No — js-yaml strips comments during the parse step, so a YAML → JSON → YAML round-trip will lose every #-prefixed line. This is a known limitation of the load/dump model; if comment preservation is critical, use a comment-aware library like the yaml npm package (which ships a CST + AST API designed to preserve trivia) rather than js-yaml. For most config-conversion workflows the trade-off is acceptable: the round-tripped YAML keeps every key, value, anchor, and alias, just without the human-authored comments.
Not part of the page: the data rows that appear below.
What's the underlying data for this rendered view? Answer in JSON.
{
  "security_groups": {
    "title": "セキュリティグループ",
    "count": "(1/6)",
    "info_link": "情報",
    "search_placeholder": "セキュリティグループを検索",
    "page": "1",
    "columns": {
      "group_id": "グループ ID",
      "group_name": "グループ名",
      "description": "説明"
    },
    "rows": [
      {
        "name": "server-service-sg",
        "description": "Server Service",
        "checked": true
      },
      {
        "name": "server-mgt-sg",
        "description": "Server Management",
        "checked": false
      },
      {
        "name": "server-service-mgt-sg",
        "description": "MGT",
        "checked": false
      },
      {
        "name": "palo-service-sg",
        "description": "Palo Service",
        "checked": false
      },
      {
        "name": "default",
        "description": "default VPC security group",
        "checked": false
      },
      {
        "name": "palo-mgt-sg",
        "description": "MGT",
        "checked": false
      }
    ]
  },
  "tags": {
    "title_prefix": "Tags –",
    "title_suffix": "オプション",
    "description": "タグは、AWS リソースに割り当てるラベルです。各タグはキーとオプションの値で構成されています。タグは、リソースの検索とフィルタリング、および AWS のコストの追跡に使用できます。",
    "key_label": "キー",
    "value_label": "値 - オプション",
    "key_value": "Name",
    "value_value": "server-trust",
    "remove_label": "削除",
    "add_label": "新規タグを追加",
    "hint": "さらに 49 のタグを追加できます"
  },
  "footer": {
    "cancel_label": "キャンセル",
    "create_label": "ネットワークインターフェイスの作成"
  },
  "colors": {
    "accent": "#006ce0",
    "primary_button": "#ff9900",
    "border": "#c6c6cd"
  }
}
What happens to custom YAML tags?
The converter uses js-yaml's DEFAULT_SCHEMA, which understands !!str, !!int, !!float, !!bool, !!null, !!seq, !!map, !!binary, and !!timestamp — every tag in the YAML 1.2 core and JSON schemas. Custom or application-specific tags (e.g. !Ref in CloudFormation, !vault in Ansible) are not recognised and surface as a clear error citing the unsupported tag. For CloudFormation specifically, use the aws cloudformation package + --output-template-file flow to expand custom tags before pasting into this converter.
This JSON ↔ YAML converter ships with js-yaml@4.1.0 bundled at the same origin, supports multi-document streams and anchors/aliases out of the box, and reports YAML parse errors with line and column so you can fix the source. No upload, no CDN, no telemetry — every byte stays in your browser.